For most passengers, the only entertainment they need is watching the crewmembers scurry up the rigging, unfurl the sails, and experience the joy of being propelled by wind. Organized activities are essentially non-existent, although one night a video on the history of the Sea Cloud may be shown and on another the crew will sing sea shanties before joining the passengers at the bar in a Sea Cloud tradition.
The ship is thankfully (for most of us) devoid of all of the trappings of a modern cruise experience such as art auctions or casinos, and passengers do not expect or want more. Meeting like-minded (and usually similarly well-heeled) passengers provides much of the daily life. Other than eating, the nightly entertainment might consist of a pianist playing on the open decks by the bar.
Shore excursions are included in the fare on Caribbean sailings, although they are not offered in every port. Typical tours would include a visit to a historic fort in St Kitts, perhaps, or a stop in Virgin Gorda to wander through the boulders at The Baths. In the Mediterranean, tours are an additional expense and there is more of a focus on the history, architecture and the culture of the region. An onboard lecturer sometimes provides insight into the area as part of an enrichment program.
Sea Cloud's dining room and adjacent library are some of the most beautiful rooms to be found at sea. With dark wood paneling, chandeliers and original oil paintings, these intimate rooms are largely intact from her original construction, and make you feel more like a guest at a private dinner party than a passenger on a cruise ship.
All other public spaces are outside, with the canopy covered open deck and accompanying bar often forming the social hub. Further aft is a relatively open area for sunbathing on deck chairs -- although the sails overhead usually create pleasantly shaded nooks. All the way aft and one deck down is a "U" shaped collection of cushions following the curved lines of the stern. Called the Blue Lagoon, it serves as a popular gathering spot for small groups, who lie on the cushions, enjoy the sunset, and sip champagne while watching the masts and sails towering overhead.

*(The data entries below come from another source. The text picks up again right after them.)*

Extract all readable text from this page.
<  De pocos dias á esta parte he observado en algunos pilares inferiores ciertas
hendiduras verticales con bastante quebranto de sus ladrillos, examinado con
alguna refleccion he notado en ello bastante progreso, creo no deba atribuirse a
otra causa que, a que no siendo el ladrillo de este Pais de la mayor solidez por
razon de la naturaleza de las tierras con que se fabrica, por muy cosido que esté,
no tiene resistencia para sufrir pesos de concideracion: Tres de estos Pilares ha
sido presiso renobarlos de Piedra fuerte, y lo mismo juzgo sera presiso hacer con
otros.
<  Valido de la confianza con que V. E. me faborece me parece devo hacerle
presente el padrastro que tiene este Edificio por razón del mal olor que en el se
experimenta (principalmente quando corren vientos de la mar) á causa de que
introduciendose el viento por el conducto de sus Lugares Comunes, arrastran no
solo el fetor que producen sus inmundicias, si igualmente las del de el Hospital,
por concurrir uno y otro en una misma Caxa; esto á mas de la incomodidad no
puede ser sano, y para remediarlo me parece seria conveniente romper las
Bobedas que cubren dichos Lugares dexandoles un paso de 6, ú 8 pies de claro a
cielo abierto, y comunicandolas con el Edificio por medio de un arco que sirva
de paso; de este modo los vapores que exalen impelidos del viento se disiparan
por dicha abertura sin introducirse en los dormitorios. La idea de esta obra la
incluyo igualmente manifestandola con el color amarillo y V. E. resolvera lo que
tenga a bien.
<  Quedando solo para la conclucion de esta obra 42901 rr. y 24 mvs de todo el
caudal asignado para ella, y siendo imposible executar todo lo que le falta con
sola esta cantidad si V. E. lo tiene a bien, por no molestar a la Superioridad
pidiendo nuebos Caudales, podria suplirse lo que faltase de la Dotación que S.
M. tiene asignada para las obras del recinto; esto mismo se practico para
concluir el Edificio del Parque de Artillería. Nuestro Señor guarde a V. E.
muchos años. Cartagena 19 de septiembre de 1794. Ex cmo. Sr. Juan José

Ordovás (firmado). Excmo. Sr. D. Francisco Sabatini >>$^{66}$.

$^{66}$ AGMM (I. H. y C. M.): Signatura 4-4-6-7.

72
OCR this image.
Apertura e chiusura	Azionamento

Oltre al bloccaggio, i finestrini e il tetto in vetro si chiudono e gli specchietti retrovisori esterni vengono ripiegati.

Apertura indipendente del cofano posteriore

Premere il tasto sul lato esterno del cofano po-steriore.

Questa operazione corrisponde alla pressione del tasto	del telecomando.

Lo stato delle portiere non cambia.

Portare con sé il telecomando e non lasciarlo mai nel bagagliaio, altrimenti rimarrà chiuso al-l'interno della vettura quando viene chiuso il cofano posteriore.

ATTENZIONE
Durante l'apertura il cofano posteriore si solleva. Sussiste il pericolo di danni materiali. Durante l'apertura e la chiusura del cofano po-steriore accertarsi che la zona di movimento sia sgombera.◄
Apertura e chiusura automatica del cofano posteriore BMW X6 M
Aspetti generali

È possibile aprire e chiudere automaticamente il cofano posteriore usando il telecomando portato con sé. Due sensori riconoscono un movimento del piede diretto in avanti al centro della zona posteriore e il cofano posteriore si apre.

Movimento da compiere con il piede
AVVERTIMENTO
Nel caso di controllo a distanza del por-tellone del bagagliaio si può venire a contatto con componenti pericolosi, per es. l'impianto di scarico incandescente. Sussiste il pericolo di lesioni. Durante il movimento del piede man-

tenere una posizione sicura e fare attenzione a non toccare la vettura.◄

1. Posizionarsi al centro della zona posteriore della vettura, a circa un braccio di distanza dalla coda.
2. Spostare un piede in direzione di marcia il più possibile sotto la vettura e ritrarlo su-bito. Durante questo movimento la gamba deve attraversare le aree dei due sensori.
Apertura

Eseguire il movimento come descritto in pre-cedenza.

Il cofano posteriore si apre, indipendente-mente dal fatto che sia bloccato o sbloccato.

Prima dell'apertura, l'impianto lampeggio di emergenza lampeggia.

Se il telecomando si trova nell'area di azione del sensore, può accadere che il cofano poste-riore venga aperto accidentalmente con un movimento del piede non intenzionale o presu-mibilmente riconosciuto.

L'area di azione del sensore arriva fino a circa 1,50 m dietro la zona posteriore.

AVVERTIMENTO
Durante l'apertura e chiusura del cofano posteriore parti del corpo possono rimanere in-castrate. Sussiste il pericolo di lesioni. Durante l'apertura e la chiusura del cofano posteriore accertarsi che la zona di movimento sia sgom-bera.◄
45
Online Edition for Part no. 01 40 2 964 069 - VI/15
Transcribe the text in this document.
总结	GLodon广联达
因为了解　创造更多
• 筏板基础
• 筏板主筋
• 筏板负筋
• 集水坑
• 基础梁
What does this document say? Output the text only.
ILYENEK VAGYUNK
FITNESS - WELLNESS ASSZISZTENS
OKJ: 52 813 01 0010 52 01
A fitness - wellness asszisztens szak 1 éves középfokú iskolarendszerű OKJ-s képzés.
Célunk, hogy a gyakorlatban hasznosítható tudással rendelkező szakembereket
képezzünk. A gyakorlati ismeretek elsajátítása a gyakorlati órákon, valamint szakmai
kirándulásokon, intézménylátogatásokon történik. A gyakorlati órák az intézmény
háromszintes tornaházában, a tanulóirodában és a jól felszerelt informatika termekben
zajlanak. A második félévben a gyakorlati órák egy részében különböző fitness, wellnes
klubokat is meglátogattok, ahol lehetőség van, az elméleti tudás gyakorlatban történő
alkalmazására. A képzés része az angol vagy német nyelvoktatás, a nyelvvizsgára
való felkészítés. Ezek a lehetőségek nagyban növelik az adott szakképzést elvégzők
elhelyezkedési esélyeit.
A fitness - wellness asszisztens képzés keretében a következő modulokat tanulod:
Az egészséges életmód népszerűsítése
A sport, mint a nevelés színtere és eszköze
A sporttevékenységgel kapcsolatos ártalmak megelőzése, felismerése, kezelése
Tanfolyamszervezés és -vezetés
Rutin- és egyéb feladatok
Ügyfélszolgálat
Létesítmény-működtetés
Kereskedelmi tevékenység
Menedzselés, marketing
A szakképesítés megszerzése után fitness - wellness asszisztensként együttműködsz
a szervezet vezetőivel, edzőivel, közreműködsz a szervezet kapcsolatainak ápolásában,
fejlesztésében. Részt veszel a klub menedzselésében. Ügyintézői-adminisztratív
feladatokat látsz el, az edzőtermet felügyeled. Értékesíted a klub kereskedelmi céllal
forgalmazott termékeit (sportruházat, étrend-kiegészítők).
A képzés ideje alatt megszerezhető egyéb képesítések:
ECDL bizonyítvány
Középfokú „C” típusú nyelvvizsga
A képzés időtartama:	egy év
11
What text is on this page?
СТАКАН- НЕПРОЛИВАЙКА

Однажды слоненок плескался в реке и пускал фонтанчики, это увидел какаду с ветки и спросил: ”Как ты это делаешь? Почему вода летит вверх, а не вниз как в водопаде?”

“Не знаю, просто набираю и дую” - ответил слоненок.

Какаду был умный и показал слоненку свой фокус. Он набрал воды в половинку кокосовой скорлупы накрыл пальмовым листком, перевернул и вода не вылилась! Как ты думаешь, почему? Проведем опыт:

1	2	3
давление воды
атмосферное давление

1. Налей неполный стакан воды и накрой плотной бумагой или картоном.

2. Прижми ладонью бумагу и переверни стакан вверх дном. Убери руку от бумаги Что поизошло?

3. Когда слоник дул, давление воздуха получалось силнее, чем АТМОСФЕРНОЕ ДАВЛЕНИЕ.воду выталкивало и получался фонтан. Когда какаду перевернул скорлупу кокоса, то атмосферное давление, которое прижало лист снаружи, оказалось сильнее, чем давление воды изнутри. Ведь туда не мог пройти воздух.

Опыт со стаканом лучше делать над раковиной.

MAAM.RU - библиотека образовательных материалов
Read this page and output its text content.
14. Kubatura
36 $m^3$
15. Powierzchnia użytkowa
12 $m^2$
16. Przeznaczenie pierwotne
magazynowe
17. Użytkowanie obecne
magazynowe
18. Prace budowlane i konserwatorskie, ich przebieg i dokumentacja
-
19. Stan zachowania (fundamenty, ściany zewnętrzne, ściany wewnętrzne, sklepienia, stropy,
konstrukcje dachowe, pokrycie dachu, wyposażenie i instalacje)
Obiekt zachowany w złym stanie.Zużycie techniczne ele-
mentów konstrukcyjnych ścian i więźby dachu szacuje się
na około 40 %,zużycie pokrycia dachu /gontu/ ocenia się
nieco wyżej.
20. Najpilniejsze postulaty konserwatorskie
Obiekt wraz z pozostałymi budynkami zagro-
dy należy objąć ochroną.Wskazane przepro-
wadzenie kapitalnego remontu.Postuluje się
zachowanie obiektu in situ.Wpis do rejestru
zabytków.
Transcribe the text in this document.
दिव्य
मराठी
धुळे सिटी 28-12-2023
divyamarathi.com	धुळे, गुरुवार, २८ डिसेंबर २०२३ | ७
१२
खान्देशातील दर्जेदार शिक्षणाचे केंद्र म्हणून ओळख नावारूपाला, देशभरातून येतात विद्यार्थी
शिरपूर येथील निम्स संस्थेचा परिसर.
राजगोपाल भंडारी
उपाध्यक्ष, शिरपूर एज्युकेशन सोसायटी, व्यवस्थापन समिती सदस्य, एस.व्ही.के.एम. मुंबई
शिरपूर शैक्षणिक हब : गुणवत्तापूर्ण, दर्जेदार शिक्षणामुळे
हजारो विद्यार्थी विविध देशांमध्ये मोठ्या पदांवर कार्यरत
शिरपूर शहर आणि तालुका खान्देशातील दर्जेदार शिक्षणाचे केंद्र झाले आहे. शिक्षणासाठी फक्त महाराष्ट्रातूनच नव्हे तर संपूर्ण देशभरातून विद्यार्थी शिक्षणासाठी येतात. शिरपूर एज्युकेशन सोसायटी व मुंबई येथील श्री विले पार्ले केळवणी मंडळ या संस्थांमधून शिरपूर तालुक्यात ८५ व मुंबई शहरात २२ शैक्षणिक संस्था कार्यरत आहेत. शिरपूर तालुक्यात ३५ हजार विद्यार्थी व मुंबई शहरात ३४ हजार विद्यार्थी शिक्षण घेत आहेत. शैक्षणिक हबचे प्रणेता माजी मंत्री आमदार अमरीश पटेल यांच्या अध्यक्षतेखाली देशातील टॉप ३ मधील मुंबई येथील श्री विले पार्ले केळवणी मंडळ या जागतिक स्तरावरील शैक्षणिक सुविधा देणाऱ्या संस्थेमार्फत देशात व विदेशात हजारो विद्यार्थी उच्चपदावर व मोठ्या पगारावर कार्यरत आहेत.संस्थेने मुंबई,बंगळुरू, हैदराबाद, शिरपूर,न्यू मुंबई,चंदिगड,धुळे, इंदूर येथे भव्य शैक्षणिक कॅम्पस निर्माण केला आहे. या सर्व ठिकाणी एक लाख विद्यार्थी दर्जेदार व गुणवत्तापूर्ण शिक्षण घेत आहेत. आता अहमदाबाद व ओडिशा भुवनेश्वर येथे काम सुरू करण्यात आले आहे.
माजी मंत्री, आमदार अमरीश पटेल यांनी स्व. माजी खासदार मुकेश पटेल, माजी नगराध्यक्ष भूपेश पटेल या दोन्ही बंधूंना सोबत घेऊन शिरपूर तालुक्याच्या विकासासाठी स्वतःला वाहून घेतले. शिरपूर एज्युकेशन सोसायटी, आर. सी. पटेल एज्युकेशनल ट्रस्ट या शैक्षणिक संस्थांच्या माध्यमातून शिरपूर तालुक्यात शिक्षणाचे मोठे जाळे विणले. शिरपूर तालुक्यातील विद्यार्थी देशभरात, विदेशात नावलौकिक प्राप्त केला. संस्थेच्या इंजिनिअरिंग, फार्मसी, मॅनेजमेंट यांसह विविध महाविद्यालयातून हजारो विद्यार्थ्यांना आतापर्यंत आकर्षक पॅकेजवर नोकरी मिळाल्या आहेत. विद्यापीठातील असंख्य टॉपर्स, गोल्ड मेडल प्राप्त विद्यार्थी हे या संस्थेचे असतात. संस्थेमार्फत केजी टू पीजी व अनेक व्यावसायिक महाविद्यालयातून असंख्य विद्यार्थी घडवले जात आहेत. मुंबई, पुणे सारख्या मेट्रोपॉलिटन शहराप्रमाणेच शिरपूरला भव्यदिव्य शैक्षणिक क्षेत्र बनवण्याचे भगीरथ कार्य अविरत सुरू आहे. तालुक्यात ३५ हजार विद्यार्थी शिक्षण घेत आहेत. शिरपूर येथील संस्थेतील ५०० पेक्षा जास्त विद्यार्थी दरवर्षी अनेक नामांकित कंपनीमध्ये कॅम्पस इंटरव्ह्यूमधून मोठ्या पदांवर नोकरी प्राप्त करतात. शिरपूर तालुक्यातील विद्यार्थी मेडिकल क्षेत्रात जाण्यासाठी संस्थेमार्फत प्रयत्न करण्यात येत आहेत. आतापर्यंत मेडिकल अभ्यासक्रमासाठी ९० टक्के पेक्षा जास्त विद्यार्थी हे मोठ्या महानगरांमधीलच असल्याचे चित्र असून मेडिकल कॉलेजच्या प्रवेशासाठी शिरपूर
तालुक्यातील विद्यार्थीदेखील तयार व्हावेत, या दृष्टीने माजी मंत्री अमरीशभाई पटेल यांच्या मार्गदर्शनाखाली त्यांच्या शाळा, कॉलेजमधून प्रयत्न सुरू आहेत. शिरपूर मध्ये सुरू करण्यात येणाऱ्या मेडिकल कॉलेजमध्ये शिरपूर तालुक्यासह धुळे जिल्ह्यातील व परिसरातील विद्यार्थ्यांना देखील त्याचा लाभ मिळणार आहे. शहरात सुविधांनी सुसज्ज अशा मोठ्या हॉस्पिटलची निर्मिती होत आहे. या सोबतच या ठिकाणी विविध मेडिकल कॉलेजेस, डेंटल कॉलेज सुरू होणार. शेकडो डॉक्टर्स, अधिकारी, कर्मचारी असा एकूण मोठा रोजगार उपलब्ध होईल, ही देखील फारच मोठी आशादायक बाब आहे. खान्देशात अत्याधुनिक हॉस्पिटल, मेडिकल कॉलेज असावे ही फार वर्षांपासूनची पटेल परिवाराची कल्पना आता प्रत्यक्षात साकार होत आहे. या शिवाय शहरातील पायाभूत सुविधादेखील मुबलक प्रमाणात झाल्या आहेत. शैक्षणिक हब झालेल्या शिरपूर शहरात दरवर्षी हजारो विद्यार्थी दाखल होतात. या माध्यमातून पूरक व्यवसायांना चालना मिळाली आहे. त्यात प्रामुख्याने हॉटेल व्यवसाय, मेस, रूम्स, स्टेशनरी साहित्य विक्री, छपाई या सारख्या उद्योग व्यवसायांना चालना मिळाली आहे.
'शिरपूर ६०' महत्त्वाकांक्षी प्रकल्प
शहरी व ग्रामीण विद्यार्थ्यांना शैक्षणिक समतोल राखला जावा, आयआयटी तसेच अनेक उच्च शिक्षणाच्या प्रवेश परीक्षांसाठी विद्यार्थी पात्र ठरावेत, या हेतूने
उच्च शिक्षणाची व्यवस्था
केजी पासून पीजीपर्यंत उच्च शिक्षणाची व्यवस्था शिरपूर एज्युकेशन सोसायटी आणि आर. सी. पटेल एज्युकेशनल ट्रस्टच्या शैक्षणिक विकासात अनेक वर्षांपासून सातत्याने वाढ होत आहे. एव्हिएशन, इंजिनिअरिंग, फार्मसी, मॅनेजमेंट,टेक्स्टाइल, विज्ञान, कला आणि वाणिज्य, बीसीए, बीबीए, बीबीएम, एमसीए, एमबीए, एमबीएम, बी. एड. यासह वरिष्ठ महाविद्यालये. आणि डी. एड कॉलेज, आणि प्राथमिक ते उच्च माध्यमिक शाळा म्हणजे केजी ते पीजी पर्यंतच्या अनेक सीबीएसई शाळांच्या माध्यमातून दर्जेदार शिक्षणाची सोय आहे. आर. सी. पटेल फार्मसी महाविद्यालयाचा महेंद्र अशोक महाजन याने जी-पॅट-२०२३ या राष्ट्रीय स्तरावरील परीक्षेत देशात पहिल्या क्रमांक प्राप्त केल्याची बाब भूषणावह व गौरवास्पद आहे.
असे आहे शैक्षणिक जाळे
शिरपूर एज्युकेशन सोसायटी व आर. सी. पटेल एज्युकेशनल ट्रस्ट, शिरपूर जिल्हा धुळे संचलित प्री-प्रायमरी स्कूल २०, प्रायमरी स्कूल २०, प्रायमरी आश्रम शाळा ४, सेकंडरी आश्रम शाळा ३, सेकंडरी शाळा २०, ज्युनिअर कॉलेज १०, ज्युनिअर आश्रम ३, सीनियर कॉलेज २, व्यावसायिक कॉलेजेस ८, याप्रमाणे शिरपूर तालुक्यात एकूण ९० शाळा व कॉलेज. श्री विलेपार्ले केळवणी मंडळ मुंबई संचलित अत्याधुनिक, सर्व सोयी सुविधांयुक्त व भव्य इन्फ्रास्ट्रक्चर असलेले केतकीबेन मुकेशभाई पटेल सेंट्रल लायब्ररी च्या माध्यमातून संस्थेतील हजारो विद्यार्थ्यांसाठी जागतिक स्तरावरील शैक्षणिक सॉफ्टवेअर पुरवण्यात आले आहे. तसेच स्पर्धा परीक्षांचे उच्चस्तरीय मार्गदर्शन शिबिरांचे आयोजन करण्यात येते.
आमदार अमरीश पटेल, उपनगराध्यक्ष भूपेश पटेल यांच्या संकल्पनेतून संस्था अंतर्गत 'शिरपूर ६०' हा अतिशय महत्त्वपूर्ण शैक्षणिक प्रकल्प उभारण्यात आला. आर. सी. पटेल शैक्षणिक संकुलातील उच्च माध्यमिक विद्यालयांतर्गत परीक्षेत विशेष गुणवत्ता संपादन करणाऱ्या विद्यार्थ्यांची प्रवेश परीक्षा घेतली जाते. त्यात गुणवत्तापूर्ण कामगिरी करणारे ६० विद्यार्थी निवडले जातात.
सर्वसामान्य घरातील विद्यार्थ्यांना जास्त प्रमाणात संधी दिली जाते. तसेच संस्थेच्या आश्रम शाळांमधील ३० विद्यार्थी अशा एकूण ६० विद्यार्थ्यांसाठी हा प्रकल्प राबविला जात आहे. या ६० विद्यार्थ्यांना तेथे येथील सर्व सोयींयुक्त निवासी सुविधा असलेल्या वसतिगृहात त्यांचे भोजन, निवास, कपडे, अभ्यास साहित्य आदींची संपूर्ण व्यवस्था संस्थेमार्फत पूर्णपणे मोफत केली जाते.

A small computer in the library provides free text-only email (but not Internet) service. If you need to use the Internet, see the Purser, who will find a laptop that will charge 20 Euros ($26 U.S. Yes, I'd agree that that's exorbitant) for the first 15 minutes and 1 Euro for each additional minute.
Two other notes: Subject to the Captain's permission, the Bridge is often open for those passengers interested in watching the navigation and talking to the mostly German officers. Also, with the ship's abundant wood, smoking is only allowed on the open decks.
And a third other note: Remember, the Sea Cloud was built in 1931, and the realities of a sailing ship require passengers to step over and around numerous lines. People with mobility difficulties will find the ship extremely hard to move around, with several large steps, changes in deck height, and no elevator or provision for wheelchairs. In fact, the open deck directly above the bridge can only be accessed by climbing a vertical ladder!
Sea Cloud has no gym or any sort of exercise equipment onboard, with most passengers getting their activity ashore in swimming or walking. A water sports program is also offered on a complimentary basis, with windsurfs, water-skiing, snorkeling equipment or a banana-boat type activity available when the ship is at anchor and conditions permit.
While Sea Cloud does not have any official age restrictions, there are really no facilities or activities for children. The atmosphere may be relaxed and casual during the day, but it is also sophisticated, and rambunctious children would be out of place onboard. Children old enough to entertain themselves, enjoy the sailing and be a little adventurous with meals would probably enjoy the experience.